To close this gap, a number of experimental techniques have been developed, such as molecular Quantitative Trait Loci (QTL) (Brem et al., 2002), covariance analysis in chromatin state between distant regions of the genome (Thurman et al., 2012) or sequencing-based assays, such as Promoter-Capture Hi-C (Javierre et al., 2016). Existing pipelines (Shen et al., 2017) integrate all these datasets but they do not connect directly to databases to gather their latest results.

We present here a pipeline that compares GWAS results to a collection of useful cis-regulatory datasets. We have run our pipeline across all GWAS Catalog studies and present the results in an interactive web interface, which can be used to examine the evidence supporting the candidate causal genes.

2 Methods

The analysis automates a number of standard post-GWAS data integration steps as follows:

    • Linkage disequilibrium (LD) expansion. By default, the 1000 Genomes genotypes (The 1000 Genomes Project Consortium, 2015) are used; however, it is possible to replace them with other cohorts, simply by replacing VCF files. Any significant single nucleotide polymorphism (SNP) is connected to nearby common SNPs with a Pearson r2 correlation >0.7.
    • Clustering. Each significant SNP and its LD neighbours form a cluster. Overlapping clusters in the same study are merged.
    • Alignment to known regulatory annotations, indicative of whether an SNP has any regulatory effect, in particular, the Ensembl Regulatory Build (Zerbino et al., 2015) and RegulomeDB (Boyle et al., 2012).
    • Computing an aggregate score for each (SNP, Gene) pair by summation of all the scores obtained in steps (4) and (5).

2.1 A deployable pipeline

The pipeline is coded in Python and was designed to be easily installed locally and run privately, whether against public databases or on a private dataset (provided as summary statistics in a tab-delimited file).

2.2 An interactive website

The Open Target post-GWAS web browser allows users to browse through the pre-computed results of the pipeline run across all of GWAS Catalog. If searching from an SNP rsID or a gene symbol the browser displays either a genomic view or a table of associations (see Fig. 1). If searching for a disease, a table of known associations are displayed.

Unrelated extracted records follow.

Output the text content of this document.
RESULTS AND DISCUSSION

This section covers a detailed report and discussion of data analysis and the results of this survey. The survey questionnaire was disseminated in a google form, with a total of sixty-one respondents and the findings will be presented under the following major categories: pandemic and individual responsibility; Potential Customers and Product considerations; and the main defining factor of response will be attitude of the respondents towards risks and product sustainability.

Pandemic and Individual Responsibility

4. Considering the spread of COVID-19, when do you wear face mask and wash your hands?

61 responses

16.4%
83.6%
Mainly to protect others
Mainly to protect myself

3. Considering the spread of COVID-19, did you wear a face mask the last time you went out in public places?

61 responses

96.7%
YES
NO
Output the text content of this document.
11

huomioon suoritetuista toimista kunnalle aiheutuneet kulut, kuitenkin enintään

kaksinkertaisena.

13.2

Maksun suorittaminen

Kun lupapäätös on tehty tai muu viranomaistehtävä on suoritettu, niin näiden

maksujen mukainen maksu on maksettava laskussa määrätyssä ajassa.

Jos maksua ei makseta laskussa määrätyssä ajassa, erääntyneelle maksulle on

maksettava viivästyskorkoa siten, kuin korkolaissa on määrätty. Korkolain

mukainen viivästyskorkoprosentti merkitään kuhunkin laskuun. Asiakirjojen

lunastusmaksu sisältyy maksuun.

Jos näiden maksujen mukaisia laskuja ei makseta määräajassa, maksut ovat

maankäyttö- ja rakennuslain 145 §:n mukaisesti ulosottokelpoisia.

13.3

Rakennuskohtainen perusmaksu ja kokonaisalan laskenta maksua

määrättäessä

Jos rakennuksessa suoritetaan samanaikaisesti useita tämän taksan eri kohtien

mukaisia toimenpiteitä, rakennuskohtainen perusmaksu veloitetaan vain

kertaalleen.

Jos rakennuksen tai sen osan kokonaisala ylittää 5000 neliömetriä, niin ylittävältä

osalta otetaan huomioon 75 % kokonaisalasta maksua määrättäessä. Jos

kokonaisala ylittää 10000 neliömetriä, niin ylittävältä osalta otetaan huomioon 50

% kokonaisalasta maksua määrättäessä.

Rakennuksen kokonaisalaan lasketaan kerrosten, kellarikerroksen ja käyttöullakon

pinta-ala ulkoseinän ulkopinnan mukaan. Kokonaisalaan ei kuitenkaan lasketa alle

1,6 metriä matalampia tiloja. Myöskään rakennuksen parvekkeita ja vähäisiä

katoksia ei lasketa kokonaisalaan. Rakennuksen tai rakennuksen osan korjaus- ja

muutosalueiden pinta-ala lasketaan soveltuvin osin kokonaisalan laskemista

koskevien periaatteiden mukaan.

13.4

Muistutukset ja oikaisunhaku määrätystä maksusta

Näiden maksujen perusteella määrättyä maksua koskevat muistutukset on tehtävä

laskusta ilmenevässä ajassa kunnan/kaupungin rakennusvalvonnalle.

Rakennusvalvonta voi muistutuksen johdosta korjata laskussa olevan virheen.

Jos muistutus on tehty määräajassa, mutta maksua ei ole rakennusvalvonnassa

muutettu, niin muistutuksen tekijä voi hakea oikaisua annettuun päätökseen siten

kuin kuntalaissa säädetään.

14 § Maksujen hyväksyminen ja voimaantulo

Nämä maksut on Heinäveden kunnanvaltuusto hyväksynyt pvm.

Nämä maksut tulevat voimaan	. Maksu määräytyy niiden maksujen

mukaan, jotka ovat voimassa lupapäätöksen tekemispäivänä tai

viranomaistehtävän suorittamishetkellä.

Screenshot of the post-GWAS browser. At the top, dynamic filters control what is displayed. Below, a genomic browser represents a genomic locus with genes, which are connected to nearby regulatory variants, which are in turn in LD with tag SNPs, associated with given phenotypes
Fig. 1.
Screenshot of the post-GWAS browser. At the top, dynamic filters control what is displayed. Below, a genomic browser represents a genomic locus with genes, which are connected to nearby regulatory variants, which are in turn in LD with tag SNPs, associated with given phenotypes

3 Results

We ran our pipeline on all GWAS Catalog studies at the time (last update December 7, 2018). This comprised 2092 phenotypes and diseases, described in 3187 publications, and a total of 67 771 significant SNPs. After LD expansion, a total of 923 891 unique SNPs were analysed, each SNP being involved in 290 publications on average. The average run time for each study was 40 min.

4 Conclusions

GWAS is a powerful approach to understanding disease mechanism but requires functional analysis to produce actionable results. The Open Targets post-GWAS pipeline facilitates this process, both through an automated tool and pre-processed results, freeing GWAS analysts from the laborious process of data integration.


This work was supported by the Open Targets project and EMBL core funds to D.R.Z. and W.J.

Conflict of Interest: none declared.